Sometimes I found it difficult to accept certain verses in bible: "You shall not commit adultery" for instance. In New Testament, having mere lust without any action is already considered as sin, however, it is natural for Adam to have affection towards women who are Eva's descendants, so as to have desire to them. I felt this covenant is impossible for me to keep.
Also, we Japanese have rich spiritual culture based on the spirit to worship nature, which was nurtured by accepting Buddhism, Confucianism and other cultures. Though we seem atheist, faith in spiritual culture has become part of our custom through the history. I felt I could not just renounce this culture and could not believe in God in Trinity as only God to become Christian. Meanwhile, I was also aware that my life had been certainly enriched than before, so I was content to stay as just one of "fans" of Jesus without becoming a part of flock of His lamb.

Then, one day, the encounter with this verse suddenly opened my eyes: "This is love: not that we loved God, but that he loved us and sent his Son as an atoning sacrifice for our sins. (1 John 4:10)" 
What was I waiting for?
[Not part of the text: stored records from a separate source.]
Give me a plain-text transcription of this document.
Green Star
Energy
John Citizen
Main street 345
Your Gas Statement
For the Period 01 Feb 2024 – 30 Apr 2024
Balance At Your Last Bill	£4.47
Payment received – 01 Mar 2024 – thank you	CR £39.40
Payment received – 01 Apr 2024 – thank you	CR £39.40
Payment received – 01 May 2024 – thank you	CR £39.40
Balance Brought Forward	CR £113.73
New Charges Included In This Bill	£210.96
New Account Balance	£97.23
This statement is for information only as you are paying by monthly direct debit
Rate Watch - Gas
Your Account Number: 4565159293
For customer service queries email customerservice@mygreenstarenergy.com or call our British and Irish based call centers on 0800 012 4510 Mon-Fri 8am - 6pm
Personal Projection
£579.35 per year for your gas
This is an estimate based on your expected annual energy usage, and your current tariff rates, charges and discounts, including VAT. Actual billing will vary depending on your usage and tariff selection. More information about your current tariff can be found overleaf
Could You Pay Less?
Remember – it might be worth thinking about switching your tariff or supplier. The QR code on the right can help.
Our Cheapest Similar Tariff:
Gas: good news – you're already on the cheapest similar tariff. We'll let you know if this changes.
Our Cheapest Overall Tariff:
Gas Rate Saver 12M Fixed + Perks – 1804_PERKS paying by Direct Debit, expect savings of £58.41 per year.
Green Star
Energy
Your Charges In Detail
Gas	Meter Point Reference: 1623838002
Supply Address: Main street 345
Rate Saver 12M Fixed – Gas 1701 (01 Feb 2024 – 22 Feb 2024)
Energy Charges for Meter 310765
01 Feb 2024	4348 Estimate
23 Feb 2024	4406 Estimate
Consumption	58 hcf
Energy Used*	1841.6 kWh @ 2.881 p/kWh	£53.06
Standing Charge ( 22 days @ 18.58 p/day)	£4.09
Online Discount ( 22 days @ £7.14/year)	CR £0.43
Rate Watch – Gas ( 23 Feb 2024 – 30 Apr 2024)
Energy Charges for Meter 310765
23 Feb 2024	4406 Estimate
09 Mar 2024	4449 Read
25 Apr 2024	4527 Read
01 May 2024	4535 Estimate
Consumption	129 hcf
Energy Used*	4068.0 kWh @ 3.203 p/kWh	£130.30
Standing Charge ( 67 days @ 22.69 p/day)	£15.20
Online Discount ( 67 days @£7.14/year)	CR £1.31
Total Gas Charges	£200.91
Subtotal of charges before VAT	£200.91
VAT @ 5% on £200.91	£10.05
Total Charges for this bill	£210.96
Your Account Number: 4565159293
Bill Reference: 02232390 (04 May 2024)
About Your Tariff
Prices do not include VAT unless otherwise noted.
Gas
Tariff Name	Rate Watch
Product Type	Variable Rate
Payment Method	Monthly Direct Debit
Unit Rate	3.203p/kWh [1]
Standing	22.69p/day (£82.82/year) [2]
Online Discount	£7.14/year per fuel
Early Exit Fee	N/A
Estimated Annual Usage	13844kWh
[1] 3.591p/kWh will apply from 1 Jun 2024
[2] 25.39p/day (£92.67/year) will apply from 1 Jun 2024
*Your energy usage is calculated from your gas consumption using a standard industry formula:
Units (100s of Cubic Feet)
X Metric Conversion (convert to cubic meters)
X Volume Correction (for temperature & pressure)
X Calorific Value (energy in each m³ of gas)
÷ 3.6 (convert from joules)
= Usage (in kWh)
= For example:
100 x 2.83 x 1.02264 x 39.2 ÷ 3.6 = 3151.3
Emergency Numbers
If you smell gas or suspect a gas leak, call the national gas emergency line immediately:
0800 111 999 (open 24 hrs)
God loves us, He loves us as much as He sent His only Son to wash away our sins. This is everything, there is nothing more to ask for.

"You shall not commit adultery" - no human being can keep this stringent "regulation" and only God can make it. This mere fact already tells us we are all sinners before Lord.

I can still cherish the heart of Japanese while believing in God as our only God. What is more important and necessary for us is to respond to God's love, as He loved us first, He created us and saw good.

As I decided to accept God's unconditional love and I was forgiven, I hereby declare that  I walk together with Jesus Christ, the savior.

Lord, please bless all people and family here today.
Lord, please encourage us not to be afraid when we hesitate to take a brave step.
Lord, please discipline us when our faith is shaken.
Lord, let us rest beside you when we are hurt and weary.
I pray in the name of Jesus. Amen.


1 comment:

  1. Good evening IJCS,

    It seems that i have found your blog by accident. However, since i have always believe in the plans of God, there are no accidents or chance.

    Being a Christian for so long, it seems that testimonies from other people always brightens my day. Sometimes, the culture in Singapore can make me lose focus of God. This is because i grew up in Singapore, i was born in an earthly culture. So when i hear about heavenly culture, the knowledge and revelations are too much for me.

    But it is good.

    Because from there, i understand how much bigger God, our Father really is. And most of all, He is loving. I have explored temples and shrines, it is strange to find a God who would sacrifice His Son so that He can save people like us.

    It is strange, but at the same time, it is beautiful!